Enfin, nous comparerons la vie et l'œuvre de Rembrandt à celle d'un peintre du parti de la guerre: Pierre-Paul Rubens (1577-1640). Rembrandt, allergique à toute quête de gloire terrestre, ne pouvait qu'inscrire son œuvre en faux contre celle de ce peintre-courtisan flamand à la mode qui mobilisa tout sa virtuosité au service de la croisade de la Contre-Réforme et le fanatisme conquérant des Jésuites de cette époque.

Ainsi, ce que Rembrandt affirmait au sujet de ses tableaux s'applique aussi pour une vue sur sa vie: le nez collé sur la toile, les odeurs toxiques nous irritent le nez et nos yeux picotent, mais avec un peu de recul, une beauté sublime nous envahit pour rester gravée en nous pour toujours.


Quel art?
Depuis le triomphe de la thèse moderniste d'Emmanuel Kant , la «Critique de la faculté de juger», il n'est pas «politiquement correct» d'affirmer que l'art possède une dimension politique. Et pour cause! Si l'art peut infléchir le cours de l'histoire et la façonner par son pouvoir, c'est qu'elle serait vecteur d'idées! Une impossibilité selon la thèse kantienne, car l'art est un acte gratuit, libre de tout, y compris de sens. Voilà l'ultime liberté! On aime où on n'aime pas, c'est uniquement une question de goût.

Reprenant ici le flambeau du poète allemand Friedrich Schiller, nous nous efforcerons de vous convaincre du contraire, et d'abolir la tyrannie du goût. Pour nous, l'art est un acte éminemment politique, bien que l'œuvre d'art n'a rien de commun avec un simple manifeste politique et que l'on ne peut en aucun cas réduire l'artiste à un «activiste» ordinaire. Son domaine, celui du poète, du musicien ou de l'artiste plastique, c'est d'être un guide des hommes. Permettre aux hommes d'identifier en eux-mêmes ce qui les rend humain, c'est-à-dire conforter cette parcelle d'âme, de créativité divine qui les place entièrement au zénith de leur responsabilité pour la création toute entière. Pour y arriver, et nous le développerons ici, ce qui compte dans l'art c'est le type de conception d'amour qu'il communique. En rendant sensible un universel, un art sublime rend accessible les plus hautes conceptions d'amour. Cet art là, celui qui nous fait réfléchir, mobilisera surtout des énigmes, des ambiguïtés et des ironies pour nous faire accéder à l'idée au-delà du visible. Car un art se limitant à la théâtralité et à la beauté des formes sombre dans un amour érotique et romantique, privant l'homme de son humanité et donc de son pouvoir révolutionnaire.

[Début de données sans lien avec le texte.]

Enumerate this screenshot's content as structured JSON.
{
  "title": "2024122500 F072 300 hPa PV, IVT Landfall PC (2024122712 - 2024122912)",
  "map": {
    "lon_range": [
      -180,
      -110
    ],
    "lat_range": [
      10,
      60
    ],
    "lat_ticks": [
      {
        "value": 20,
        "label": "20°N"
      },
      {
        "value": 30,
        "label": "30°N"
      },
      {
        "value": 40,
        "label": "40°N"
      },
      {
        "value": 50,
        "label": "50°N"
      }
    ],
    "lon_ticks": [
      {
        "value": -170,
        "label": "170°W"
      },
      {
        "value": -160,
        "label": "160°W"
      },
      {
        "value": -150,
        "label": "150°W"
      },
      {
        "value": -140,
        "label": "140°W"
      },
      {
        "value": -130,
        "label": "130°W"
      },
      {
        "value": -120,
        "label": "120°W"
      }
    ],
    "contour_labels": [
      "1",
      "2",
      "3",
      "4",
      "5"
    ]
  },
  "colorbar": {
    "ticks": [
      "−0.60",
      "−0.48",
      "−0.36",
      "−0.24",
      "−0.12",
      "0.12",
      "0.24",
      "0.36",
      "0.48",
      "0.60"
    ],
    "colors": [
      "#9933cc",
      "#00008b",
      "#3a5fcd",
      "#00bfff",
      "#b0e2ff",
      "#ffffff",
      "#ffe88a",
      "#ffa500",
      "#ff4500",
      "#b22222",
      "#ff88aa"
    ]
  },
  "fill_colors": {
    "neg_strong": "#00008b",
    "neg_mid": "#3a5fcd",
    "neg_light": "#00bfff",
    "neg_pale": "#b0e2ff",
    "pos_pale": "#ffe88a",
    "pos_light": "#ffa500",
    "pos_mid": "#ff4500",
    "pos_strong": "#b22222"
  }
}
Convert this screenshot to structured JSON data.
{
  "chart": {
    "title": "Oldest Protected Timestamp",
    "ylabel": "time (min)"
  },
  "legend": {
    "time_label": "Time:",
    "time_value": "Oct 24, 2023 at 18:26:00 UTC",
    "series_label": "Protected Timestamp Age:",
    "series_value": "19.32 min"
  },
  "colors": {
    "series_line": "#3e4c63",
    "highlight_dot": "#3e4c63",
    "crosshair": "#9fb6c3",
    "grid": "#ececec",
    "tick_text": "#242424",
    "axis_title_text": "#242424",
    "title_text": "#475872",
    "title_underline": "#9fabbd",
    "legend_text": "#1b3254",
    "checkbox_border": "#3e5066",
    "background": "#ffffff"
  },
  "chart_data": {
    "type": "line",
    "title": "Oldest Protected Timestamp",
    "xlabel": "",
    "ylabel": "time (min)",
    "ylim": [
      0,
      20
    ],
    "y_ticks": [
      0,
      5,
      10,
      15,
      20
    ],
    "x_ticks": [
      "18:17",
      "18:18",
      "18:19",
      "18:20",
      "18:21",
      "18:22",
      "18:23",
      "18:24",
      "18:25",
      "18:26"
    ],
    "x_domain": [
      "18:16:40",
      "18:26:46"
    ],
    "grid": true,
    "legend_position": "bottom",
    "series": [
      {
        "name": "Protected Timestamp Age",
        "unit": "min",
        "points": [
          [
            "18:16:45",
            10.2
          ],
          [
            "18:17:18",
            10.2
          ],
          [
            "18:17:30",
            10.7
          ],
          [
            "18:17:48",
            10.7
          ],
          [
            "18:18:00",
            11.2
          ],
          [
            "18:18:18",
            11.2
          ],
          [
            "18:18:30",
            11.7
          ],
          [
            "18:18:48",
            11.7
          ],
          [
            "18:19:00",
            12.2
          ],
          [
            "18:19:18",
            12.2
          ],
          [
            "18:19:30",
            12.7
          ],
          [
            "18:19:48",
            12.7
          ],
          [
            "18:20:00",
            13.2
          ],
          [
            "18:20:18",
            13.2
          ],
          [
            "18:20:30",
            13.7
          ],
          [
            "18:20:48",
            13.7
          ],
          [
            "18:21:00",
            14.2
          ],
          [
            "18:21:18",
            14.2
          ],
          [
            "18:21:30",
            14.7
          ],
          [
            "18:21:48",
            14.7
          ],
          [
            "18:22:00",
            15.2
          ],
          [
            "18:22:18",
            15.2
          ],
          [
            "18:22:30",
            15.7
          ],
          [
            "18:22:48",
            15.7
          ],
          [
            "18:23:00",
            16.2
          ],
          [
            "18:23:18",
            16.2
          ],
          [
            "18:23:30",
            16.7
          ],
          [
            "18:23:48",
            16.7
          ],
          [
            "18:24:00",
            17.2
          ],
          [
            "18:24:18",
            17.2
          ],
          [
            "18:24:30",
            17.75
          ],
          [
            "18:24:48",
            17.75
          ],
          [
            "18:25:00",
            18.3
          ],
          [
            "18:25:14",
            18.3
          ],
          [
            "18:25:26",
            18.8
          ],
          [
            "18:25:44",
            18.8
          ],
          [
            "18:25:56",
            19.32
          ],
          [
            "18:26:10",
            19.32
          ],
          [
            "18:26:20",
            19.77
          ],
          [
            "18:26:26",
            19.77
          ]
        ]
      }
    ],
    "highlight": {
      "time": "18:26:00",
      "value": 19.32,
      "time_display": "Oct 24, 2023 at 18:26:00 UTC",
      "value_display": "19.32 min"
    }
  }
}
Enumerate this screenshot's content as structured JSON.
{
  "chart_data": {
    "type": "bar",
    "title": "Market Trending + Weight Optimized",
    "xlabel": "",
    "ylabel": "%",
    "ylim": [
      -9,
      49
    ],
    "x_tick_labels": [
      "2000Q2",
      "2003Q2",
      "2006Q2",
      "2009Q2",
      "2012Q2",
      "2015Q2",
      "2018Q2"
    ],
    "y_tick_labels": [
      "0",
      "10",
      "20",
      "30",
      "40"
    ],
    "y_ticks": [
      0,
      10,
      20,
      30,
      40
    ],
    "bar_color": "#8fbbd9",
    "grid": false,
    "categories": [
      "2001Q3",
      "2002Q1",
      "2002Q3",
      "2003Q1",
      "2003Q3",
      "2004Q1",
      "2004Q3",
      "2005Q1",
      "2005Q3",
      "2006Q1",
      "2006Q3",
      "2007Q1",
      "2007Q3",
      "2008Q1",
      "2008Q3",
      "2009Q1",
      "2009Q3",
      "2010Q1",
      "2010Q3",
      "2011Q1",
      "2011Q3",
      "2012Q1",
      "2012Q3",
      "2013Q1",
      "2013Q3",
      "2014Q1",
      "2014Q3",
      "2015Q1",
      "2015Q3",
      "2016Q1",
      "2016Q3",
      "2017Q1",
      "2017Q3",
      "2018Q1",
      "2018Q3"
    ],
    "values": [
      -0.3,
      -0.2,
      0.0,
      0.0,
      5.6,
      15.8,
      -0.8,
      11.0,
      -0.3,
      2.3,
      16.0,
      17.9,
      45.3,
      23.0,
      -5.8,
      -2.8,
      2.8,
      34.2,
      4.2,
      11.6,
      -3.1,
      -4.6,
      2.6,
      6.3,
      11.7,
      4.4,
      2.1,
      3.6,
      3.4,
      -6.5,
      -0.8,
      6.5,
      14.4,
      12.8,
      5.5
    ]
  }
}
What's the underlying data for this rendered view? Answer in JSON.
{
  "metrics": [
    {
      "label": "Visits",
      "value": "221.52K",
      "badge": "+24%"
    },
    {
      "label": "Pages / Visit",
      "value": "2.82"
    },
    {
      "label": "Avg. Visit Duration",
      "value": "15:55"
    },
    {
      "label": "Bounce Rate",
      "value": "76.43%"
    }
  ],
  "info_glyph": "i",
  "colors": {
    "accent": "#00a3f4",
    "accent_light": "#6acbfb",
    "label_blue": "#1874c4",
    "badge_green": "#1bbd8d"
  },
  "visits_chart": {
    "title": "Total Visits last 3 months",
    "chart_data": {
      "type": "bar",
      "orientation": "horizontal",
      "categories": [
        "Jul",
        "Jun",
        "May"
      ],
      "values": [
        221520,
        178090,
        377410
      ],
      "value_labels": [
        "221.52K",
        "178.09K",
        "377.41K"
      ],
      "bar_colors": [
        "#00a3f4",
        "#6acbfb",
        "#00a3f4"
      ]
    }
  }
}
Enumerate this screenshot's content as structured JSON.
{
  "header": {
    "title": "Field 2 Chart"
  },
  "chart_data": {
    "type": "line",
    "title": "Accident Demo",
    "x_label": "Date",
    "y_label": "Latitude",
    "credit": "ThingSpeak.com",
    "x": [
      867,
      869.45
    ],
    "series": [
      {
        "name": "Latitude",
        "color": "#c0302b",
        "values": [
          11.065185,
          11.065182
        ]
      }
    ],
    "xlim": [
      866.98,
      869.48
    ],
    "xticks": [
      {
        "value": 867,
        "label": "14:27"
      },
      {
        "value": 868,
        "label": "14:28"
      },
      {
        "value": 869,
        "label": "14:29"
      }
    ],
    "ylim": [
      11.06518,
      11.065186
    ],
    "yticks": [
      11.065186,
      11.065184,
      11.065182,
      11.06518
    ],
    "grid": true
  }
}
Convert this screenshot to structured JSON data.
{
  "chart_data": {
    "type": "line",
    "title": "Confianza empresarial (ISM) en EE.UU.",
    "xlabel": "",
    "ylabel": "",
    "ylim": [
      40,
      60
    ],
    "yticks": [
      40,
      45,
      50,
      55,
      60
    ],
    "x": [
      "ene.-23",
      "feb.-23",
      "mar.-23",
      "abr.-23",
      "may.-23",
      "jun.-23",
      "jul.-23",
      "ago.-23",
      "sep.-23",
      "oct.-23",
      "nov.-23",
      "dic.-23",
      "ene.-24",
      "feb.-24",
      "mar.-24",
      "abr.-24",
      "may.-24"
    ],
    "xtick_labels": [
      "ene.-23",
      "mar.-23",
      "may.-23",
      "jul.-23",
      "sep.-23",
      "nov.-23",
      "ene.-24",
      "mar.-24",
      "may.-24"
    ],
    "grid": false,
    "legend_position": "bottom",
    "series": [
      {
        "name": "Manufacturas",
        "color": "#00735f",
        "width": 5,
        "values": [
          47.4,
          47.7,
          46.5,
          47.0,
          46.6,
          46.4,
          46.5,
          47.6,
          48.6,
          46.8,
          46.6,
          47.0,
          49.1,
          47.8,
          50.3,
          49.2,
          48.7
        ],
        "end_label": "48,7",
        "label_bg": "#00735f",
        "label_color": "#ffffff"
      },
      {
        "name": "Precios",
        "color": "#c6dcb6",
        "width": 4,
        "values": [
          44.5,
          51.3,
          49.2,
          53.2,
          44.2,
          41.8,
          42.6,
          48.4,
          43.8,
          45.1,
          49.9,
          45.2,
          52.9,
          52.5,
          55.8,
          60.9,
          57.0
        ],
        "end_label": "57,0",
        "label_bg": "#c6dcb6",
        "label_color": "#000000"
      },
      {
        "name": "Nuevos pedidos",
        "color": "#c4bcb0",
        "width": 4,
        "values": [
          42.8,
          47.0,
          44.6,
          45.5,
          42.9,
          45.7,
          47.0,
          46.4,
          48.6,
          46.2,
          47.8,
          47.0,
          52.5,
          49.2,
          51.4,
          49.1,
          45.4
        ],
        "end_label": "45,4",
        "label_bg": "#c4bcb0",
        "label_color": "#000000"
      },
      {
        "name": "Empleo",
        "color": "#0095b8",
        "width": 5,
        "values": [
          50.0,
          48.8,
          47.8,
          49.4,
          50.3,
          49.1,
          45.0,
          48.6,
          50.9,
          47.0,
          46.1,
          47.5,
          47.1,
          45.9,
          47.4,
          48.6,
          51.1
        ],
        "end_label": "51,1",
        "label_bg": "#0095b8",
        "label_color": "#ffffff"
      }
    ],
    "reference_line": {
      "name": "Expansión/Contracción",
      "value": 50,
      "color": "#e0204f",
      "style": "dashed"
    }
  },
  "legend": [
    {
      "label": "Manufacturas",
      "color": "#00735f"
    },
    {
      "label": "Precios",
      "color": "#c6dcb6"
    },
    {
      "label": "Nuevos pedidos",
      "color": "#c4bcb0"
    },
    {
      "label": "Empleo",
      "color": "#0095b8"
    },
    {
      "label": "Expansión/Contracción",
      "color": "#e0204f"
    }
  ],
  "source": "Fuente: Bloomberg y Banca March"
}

Rubens sera l'ambassadeur virtuose de grandes impuissances de son époque: la gloire de l'empire et le pouvoir de l'argent incarné par «la bulle des tulipes». En bref, l'oligarchie. Rembrandt, lui, sera l'ambassadeur des dépossédés: les faibles, les malades, les humiliés, les réfugiés, en bref il sera à l'image du Christ un ambassadeur de l'humanité.

Il peut sembler bizarre d'appeler Rembrandt un «peintre de la guerre de Trente Ans». Mais c'est peut-être seulement face à de très grands défis que l'homme trouve en lui-même la motivation et les ressources pour mobiliser son génie. Bien que Henry Kissinger et Javier Solana veulent nous faire entrer dans une ère «post-Westphalienne», nous ferons tout pour empêcher leur» nouvelle guerre de trente ans». Rembrandt sera une de nos armes.